Saturday, September 11, 2004

Saga Continues


Darwin's expulsion sparks protests
http://straitstimes.asia1.com.sg/techscience/story/0,4386,272078,00.html
BELGRADE - Serbia's Education Minister was ridiculed in cartoons and pelted with resignation demands on Thursday for ejecting Darwin from school classrooms in favour of Old Testament 'creationism'.
The minister, Ms Ljiljana Colic, had forecast some opposition to her order to stop teaching evolution theory this year, but it triggered a deluge of protest, casting doubt on her position.
The Social Democratic Union youth party asked President Boris Tadic to have her removed from office for a step that 'takes us centuries back by putting an equal sign between the scientifically founded Darwin theory and church dogma'.
The Civic Alliance political party demanded Ms Colic resign. The Centre for the Rights of the Child said she was breaking the law as she had not consulted the National Education Council. – Reuters


Darwin gets new Serbian imprimatur
http://www.b92.net/english/news/index.php?&nav_category=&nav_id=29819&order=priority&style=headlines
BELGRADE -- Friday – Charles Darwin’s theory of evolution is to be returned to the eighth grade syllabus in Serbian schools after a week in limbo, Deputy Education Minister Milan Brdar has said.
“That means that I’m here to confirm that Charles Darwin is still alive,” Brdar told journalists, adding that he was making the announcement because Minister Ljiljana Colic was away on business.
Colic stunned the world last week by declaring unilaterally that Darwin’s work was hypothetical and no more valid than creationist theory.
Because of this, she said, evolution would no longer be taught. She has been the butt of satirists and cartoonists in Serbian media since the announcement was made.
Colic is a member of Serbian Prime Minister Vojislav Kostunica’s Democratic Party of Serbia.

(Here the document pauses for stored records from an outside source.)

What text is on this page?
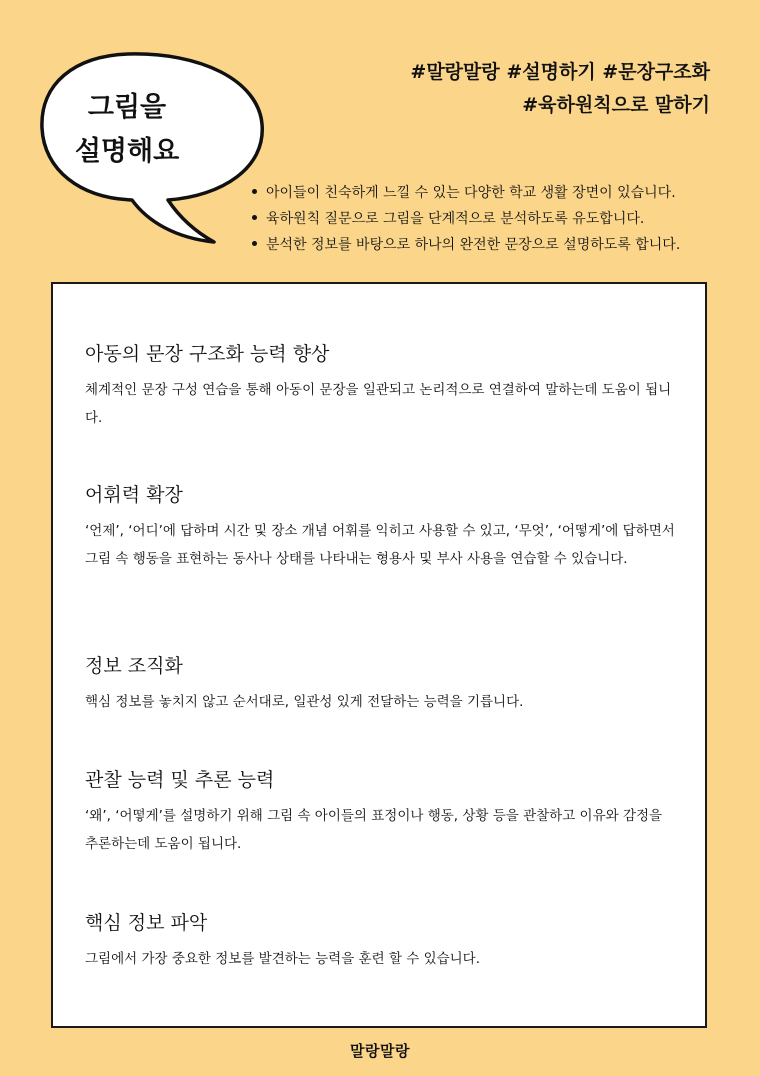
그림을
설명해요
#말랑말랑 #설명하기 #문장구조화
#육하원칙으로 말하기
아이들이 친숙하게 느낄 수 있는 다양한 학교 생활 장면이 있습니다.
육하원칙 질문으로 그림을 단계적으로 분석하도록 유도합니다.
분석한 정보를 바탕으로 하나의 완전한 문장으로 설명하도록 합니다.
아동의 문장 구조화 능력 향상

체계적인 문장 구성 연습을 통해 아동이 문장을 일관되고 논리적으로 연결하여 말하는데 도움이 됩니다.

어휘력 확장

‘언제’, ‘어디’에 답하며 시간 및 장소 개념 어휘를 익히고 사용할 수 있고, ‘무엇’, ‘어떻게’에 답하면서 그림 속 행동을 표현하는 동사나 상태를 나타내는 형용사 및 부사 사용을 연습할 수 있습니다.

정보 조직화

핵심 정보를 놓치지 않고 순서대로, 일관성 있게 전달하는 능력을 기릅니다.

관찰 능력 및 추론 능력

‘왜’, ‘어떻게’를 설명하기 위해 그림 속 아이들의 표정이나 행동, 상황 등을 관찰하고 이유와 감정을 추론하는데 도움이 됩니다.

핵심 정보 파악

그림에서 가장 중요한 정보를 발견하는 능력을 훈련 할 수 있습니다.

말랑말랑
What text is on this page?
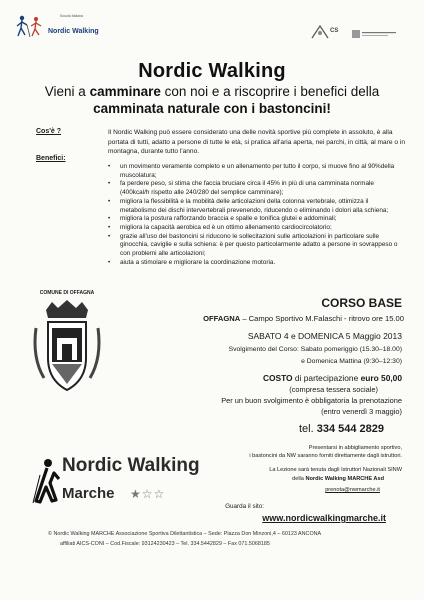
Scuola Italiana
Nordic Walking	CS
Nordic Walking
Vieni a camminare con noi e a riscoprire i benefici della
camminata naturale con i bastoncini!
Cos'è ?	Il Nordic Walking può essere considerato una delle novità sportive più complete in assoluto, è alla portata di tutti, adatto a persone di tutte le età, si pratica all'aria aperta, nei parchi, in città, al mare o in montagna, durante tutto l'anno.
Benefici:
• un movimento veramente completo e un allenamento per tutto il corpo, si muove fino al 90%della muscolatura;
• fa perdere peso, si stima che faccia bruciare circa il 45% in più di una camminata normale (400kcal/h rispetto alle 240/280 del semplice camminare);
• migliora la flessibilità e la mobilità delle articolazioni della colonna vertebrale, ottimizza il metabolismo dei dischi intervertebrali prevenendo, riducendo o eliminando i dolori alla schiena;
• migliora la postura rafforzando braccia e spalle e tonifica glutei e addominali;
• migliora la capacità aerobica ed è un ottimo allenamento cardiocircolatorio;
• grazie all'uso dei bastoncini si riducono le sollecitazioni sulle articolazioni in particolare sulle ginocchia, caviglie e sulla schiena: è per questo particolarmente adatto a persone in sovrappeso o con problemi alle articolazioni;
• aiuta a stimolare e migliorare la coordinazione motoria.
COMUNE DI OFFAGNA
CORSO BASE
OFFAGNA – Campo Sportivo M.Falaschi - ritrovo ore 15.00
SABATO 4 e DOMENICA 5 Maggio 2013
Svolgimento del Corso: Sabato pomeriggio (15.30–18.00)
e Domenica Mattina (9:30–12:30)
COSTO di partecipazione euro 50,00
(compresa tessera sociale)
Per un buon svolgimento è obbligatoria la prenotazione
(entro venerdì 3 maggio)
tel. 334 544 2829
Nordic Walking
Marche ★☆☆
Presentarsi in abbigliamento sportivo,
i bastoncini da NW saranno forniti direttamente dagli istruttori.
La Lezione sarà tenuta dagli Istruttori Nazionali SINW
della Nordic Walking MARCHE Asd
prenota@nwmarche.it
Guarda il sito:
www.nordicwalkingmarche.it
© Nordic Walking MARCHE Associazione Sportiva Dilettantistica – Sede: Piazza Don Minzoni,4 – 60123 ANCONA
affiliati AICS-CONI – Cod.Fiscale: 93124230423 – Tel. 334.5442829 – Fax 071.5068185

Darwin is OK after all, Serbia says
http://msnbc.msn.com/id/5953639/
After ridicule, government reinstates evolution theory


Serbia reverses Darwin suspension
http://news.bbc.co.uk/2/hi/europe/3642460.stm
Darwin's theory of evolution is dominant in the scientific world
The Serbian government has reversed an order to ban Charles Darwin's theory of evolution from schools, following widespread criticism from scientists.
"I have come here to confirm Charles Darwin is still alive," said deputy education minister Milan Brdar.
His boss, Ljiljana Colic, who had announced the controversial policy, had gone "away on business", he said.
She had proposed banning the evolution theory this school year, until creationism could be taught alongside.
Both Darwin's theory of natural selection and the Old Testament view on the beginning of life were equally dogmatic, the minister had said.
After a deluge of protest from scientists, teachers and opposition parties, Serbian Prime Minister Vojislav Kostunica called Ms Colic in for a meeting.
They agreed to drop the move, Mr Brdar said.

'Theocratic state'
Biologist Nikola Tucic described the original ruling as "outrageous" and said it showed Serbia's Orthodox Church was interfering in politics.
"We are slowly turning into a theocratic state and in the 21st Century we are going back to the Book of Revelations," he said.
However, an influential figure in the Orthodox Church, Bishop Ignjatije, acknowledged Darwin had a place in schools.
Darwin "spoke about ways that humans and the rest of the nature are connected. The connection must not be ignored by anybody, not even by us theologists", he said.
Creationism accepts the Old Testament account of the beginning of human life, in which God created Adam and Eve.
Darwin's theory of evolution is the dominant explanation of man's origins within the scientific community.
His theory is that life evolved over billions of years through natural selection, from microbes to man; with man and modern apes sharing a common ancestor.